Peg loom weaving is my personal favorite craft. It was easy to learn, relaxing to do, and I can knock out a beautiful hand woven rug in just a couple hours. I also like that it doesn’t require a lot of stuff, or bulky equipment. I can easily tuck my loom away in any corner or closet until I’m ready to use it again.
The art of peg loom weaving dates back to the viking age. Not only were vikings fierce warriors and sailors, they were also a farming culture. Not surprisingly, sheep were among their livestock a perfect fit for the harsh northern climate. The peg loom provided a simple tool to utilize wool and transform it into blankets or shawls.
All you need to get started with the peg loom, is the loom itself and whatever fiber you choose for your weft and warp. I recommend getting practice with yarn, but once you have the weaving process get as creative as you like with the materials used. I’ve even seen people weave plastic grocery bags to make a waterproof bed roll.
The peg loom is a board of varying lengths lined with holes. Each hole is fitted with a removable peg with a hole drilled towards the bottom of the peg.
The weft is the material you will be weaving around the pegs. This can be basically any type of material. My favorite to use is raw wool, but you can use roving, yarn, even scrap fabric cut into strips.
Warping is the structure or support of your creation and should be a spun fiber. I prefer to use actual warping, either cotton or wool. Tightly spun yarn will also work, as well as twine. Just be sure to choose something that the weft will fill in around and that can be finished at the ends without unraveling.

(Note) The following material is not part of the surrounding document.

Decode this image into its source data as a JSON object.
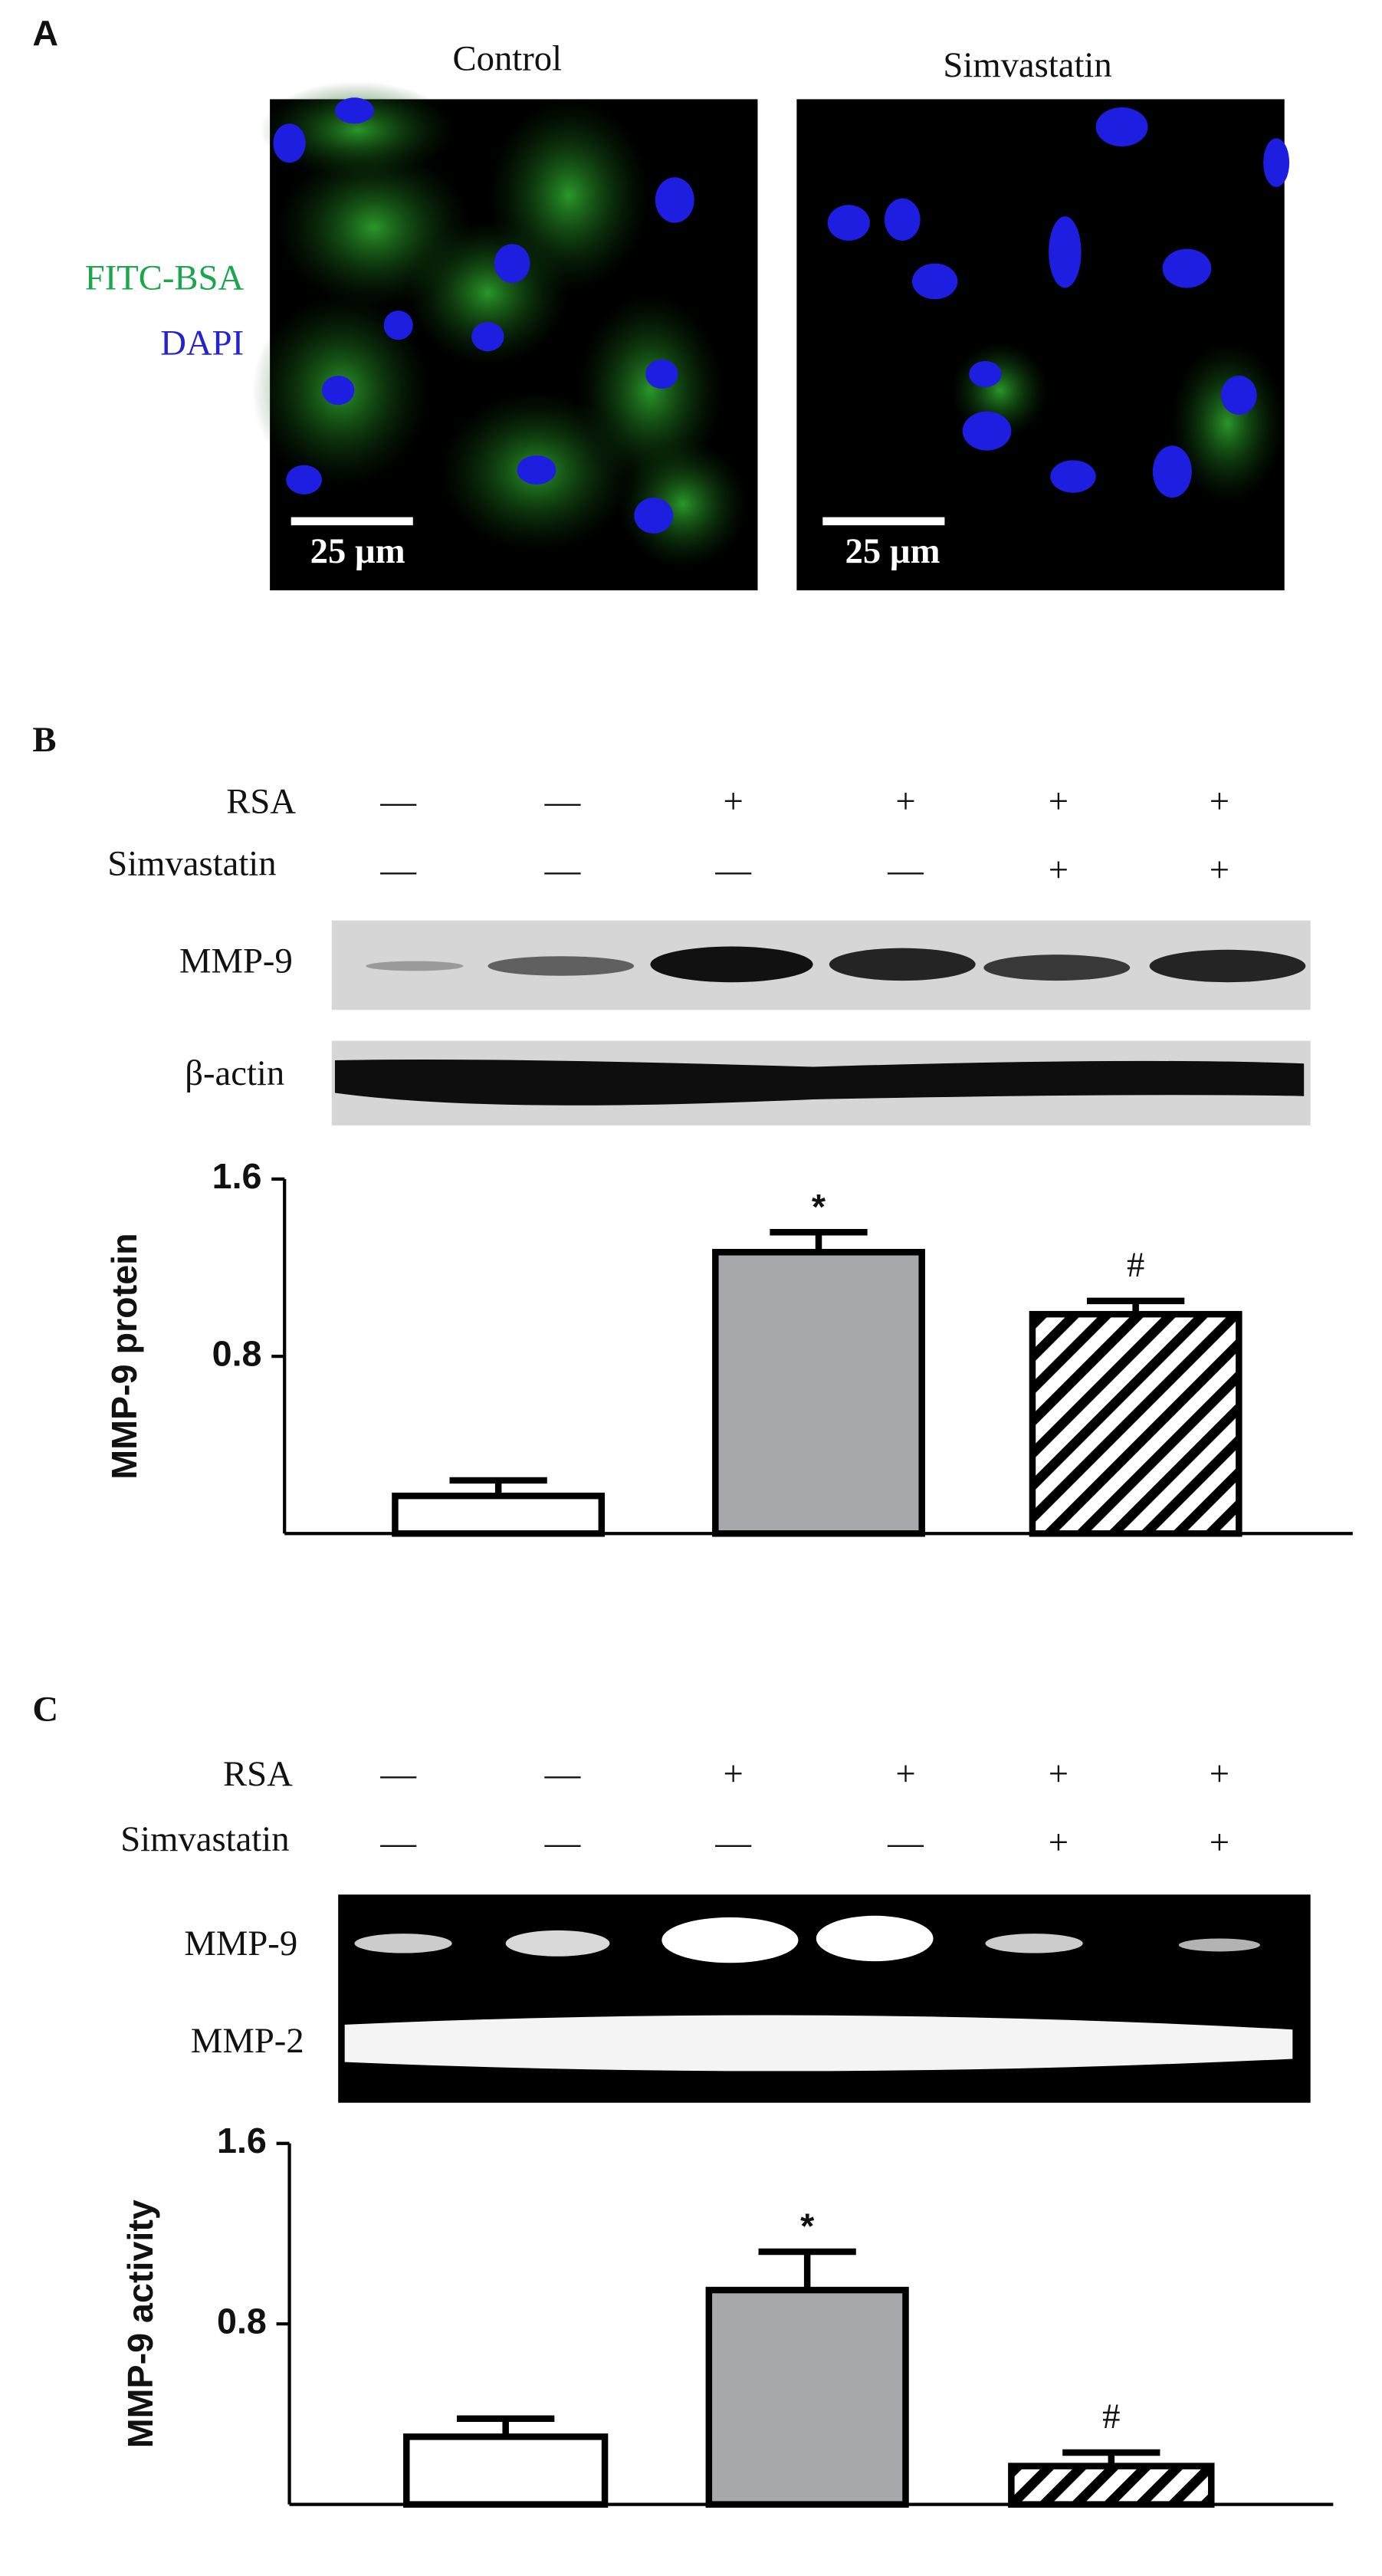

First you will want to determine the desired size of your finished project. Place pegs across the loom to your desired width. Length of the warping should be double your desired finished length plus 12 inches. For instance if you want a four foot long rug, measure the warping to nine feet. That is 4′ (desired length) x 2′ (for double warping) +1 (additional 12 inches, or 1′ added for finishing) = 9′ .
Thread the warping through the hole in each peg and tie off at the end, creating double warp off each peg. Now your ready to weave a heading.
There are two ways to create a heading. My preferred method is to use the warping material and weave through single warp strands for 10 to 15 rows depending on thickness of the warp. This creates a nice tight weave to lock in your weft, especially if using raw wool. This method also works well using your chosen weft material if it is a spun fiber.
Option two would be using the warp material or anther thin material around the pegs to create a weave around the double warp. For this option choose a fiber that will create a tighter weave than the weft that will be following the heading. Headings are intended to provide security to the weave to hold it together when your final project is in use.
Following the heading begin weaving the weft around each peg. Start a few pegs from the side to avoid having a loose end on the edge of your piece. To weave, pass the material through the every other peg. The ends should loop around the final peg, and continue with the same weaving pattern in the opposite direction.
When the pegs are full of material, pull the peg free out the top of the weave and replace in the loom hole pushing the completed weave down the warp strings. Continue this process until you have filled the warp to desired length.
Finish your project using the same heading technique that you used to start the project.
Lastly, you will cut your project free from the pegs, leaving at least a four-inch tail. You can tie the strings in bunches of three or four and leave the tassels free or braided. If you don’t want tassels, you can knot the strings for security then weave the loose ends back into the piece to create a clean edge.